Hay guiños a las figuras pop y a la cultura de México. Por ahí aparecen, en el inframundo, algunos personajes que serán fácilmente identificables. Frida Khalo, la más célebre de las pintoras tenochcas, tiene su pronunciado homenaje.
La odisea del pequeño mueve a la reflexión sobre la necesidad espiritual de preservar el recuerdo de los muertos, que dan sentido de identidad, pertenencia y familia y quienes, además, merecen la gratitud de los que les sobreviven. La mejor expresión para preservar su memoria es la conservación de su recuerdo, con la visita al panteón o con el colorido altar, donde son colocadas las fotografías de los seres amados, de recuerdo grato, inolvidables.

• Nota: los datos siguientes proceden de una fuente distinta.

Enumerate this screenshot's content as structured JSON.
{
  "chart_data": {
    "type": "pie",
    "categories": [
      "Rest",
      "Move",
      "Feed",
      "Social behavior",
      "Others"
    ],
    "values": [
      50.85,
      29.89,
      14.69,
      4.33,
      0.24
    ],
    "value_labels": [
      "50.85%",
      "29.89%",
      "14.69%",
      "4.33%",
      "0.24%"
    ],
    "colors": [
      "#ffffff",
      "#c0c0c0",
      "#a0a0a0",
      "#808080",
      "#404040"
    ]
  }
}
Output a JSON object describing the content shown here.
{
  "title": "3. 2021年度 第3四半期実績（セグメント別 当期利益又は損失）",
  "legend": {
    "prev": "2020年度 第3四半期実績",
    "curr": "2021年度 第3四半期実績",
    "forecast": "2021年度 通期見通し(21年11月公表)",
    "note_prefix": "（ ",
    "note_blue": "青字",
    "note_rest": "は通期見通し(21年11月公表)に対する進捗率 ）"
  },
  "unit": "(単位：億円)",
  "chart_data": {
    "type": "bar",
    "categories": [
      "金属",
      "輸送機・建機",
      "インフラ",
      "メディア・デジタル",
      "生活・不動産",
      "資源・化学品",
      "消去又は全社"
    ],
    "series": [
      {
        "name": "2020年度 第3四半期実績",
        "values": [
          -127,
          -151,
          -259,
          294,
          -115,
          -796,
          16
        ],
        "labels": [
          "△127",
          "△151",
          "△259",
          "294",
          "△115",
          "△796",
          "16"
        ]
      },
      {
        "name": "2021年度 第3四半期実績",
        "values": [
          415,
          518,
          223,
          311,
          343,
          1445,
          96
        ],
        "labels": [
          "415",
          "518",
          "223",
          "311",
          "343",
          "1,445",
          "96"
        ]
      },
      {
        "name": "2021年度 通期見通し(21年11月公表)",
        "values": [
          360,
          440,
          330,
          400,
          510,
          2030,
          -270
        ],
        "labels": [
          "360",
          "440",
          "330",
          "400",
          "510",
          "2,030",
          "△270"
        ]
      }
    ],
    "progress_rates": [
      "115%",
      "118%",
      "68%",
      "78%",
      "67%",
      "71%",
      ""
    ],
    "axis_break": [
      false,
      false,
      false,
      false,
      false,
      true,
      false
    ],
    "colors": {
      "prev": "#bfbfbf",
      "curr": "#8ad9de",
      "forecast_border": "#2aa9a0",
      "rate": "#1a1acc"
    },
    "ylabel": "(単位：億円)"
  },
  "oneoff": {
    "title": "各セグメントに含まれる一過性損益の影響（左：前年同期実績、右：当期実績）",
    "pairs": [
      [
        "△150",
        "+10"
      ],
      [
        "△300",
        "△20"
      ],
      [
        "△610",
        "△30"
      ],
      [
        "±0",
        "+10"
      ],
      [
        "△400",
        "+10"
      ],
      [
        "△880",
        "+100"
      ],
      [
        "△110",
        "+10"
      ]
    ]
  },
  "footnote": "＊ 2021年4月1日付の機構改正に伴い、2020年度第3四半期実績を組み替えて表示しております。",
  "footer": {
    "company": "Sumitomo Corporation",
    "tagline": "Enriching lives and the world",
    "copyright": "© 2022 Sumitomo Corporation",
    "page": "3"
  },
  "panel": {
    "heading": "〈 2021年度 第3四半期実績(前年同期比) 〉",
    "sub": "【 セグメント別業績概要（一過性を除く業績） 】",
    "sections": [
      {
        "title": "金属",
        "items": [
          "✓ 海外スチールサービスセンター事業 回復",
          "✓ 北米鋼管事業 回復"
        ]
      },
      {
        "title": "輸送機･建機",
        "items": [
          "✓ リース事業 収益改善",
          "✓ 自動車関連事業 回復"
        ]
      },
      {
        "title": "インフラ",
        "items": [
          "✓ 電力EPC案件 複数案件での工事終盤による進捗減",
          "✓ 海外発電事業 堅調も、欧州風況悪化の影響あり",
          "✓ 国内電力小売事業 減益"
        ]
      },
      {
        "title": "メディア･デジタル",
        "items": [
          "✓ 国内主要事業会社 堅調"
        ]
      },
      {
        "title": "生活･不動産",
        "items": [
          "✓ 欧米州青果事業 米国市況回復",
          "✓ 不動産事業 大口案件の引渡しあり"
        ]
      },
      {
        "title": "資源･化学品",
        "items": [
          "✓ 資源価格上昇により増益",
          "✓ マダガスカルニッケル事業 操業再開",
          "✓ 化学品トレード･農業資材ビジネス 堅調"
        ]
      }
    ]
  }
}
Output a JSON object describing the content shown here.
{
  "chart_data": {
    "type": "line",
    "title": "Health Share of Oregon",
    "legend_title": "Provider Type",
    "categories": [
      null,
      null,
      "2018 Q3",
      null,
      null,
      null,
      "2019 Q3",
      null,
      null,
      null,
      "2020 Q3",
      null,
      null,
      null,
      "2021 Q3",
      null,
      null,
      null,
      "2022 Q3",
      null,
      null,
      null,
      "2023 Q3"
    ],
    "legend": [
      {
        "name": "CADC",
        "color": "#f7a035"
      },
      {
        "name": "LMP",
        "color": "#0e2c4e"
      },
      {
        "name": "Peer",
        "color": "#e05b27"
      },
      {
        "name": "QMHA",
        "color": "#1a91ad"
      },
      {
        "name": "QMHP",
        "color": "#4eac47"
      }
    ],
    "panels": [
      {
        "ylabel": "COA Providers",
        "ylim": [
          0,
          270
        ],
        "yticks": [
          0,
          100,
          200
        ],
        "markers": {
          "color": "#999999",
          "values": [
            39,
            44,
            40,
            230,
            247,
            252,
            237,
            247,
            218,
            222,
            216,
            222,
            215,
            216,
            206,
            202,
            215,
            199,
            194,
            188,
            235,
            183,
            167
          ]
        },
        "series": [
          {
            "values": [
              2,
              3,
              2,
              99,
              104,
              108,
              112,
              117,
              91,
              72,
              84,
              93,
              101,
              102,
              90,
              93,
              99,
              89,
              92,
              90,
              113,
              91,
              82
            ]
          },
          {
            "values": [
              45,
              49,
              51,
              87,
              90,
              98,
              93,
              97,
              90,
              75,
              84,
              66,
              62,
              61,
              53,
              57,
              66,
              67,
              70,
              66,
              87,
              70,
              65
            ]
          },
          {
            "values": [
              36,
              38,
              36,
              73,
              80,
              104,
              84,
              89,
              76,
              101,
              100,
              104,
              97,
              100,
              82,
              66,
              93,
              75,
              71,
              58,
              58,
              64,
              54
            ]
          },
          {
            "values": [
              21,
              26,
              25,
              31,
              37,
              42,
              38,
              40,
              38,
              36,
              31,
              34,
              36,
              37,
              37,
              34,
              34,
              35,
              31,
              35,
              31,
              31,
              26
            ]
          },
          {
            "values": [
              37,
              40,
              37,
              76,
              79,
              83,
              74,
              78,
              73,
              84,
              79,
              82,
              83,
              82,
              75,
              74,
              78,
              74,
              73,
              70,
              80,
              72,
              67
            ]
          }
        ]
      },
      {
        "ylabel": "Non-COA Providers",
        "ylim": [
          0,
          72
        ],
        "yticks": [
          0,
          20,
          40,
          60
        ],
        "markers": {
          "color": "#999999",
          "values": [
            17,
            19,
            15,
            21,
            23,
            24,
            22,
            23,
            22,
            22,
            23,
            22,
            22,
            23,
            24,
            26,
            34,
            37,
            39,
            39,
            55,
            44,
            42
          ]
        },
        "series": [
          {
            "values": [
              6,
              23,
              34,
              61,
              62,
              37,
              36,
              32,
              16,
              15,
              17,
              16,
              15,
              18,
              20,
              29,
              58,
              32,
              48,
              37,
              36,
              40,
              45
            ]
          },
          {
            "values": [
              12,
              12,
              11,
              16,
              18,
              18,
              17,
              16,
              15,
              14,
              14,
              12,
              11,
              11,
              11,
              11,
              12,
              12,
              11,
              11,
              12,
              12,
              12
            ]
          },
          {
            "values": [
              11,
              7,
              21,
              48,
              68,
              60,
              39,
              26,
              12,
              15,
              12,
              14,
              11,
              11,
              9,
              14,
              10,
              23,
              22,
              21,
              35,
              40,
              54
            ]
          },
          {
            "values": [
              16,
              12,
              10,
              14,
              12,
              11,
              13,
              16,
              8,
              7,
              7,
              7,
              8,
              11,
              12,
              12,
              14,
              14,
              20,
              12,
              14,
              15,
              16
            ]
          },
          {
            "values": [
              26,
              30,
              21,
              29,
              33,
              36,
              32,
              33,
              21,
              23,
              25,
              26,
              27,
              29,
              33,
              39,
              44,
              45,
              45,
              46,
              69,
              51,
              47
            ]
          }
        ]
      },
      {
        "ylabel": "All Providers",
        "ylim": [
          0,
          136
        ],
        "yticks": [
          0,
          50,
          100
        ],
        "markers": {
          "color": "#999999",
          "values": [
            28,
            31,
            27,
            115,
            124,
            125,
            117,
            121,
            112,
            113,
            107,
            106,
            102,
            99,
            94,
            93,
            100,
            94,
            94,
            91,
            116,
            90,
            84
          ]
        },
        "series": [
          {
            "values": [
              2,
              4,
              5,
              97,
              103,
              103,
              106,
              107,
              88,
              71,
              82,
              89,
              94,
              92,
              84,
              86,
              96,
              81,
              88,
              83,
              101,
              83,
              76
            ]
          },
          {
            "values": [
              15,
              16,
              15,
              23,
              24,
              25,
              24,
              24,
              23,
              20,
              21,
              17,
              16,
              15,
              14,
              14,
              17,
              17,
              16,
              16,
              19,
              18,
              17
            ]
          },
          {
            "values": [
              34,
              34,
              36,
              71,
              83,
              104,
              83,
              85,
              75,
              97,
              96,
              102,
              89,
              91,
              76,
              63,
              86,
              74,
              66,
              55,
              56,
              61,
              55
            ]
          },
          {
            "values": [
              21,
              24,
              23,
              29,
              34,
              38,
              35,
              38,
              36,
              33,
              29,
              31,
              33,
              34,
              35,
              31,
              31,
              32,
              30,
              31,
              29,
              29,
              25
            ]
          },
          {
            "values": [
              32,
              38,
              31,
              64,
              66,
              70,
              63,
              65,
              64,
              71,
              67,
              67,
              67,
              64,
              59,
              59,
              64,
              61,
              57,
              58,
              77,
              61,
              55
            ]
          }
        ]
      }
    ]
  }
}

Aunque tiene momentos crueles, la historia trata con simpatía y compasión a todos los muertos, aun los que perecieron injustamente. Pero también proporciona esperanza y mueve a renovar la fe en la importancia de conservar, en el corazón, a quienes fueron importantes y ya no están, como se muestra en el desenlace, donde hay un momento tremendamente conmovedor, bellísimo, digno de Pixar y sus guiones virtuosos.
La música de Michael Giacchino es, otra vez excelsa. El tema central, “Recuérdame”, es una balada de melodía insuperable.
Coco está ya entre las mejores cintas de Pixar.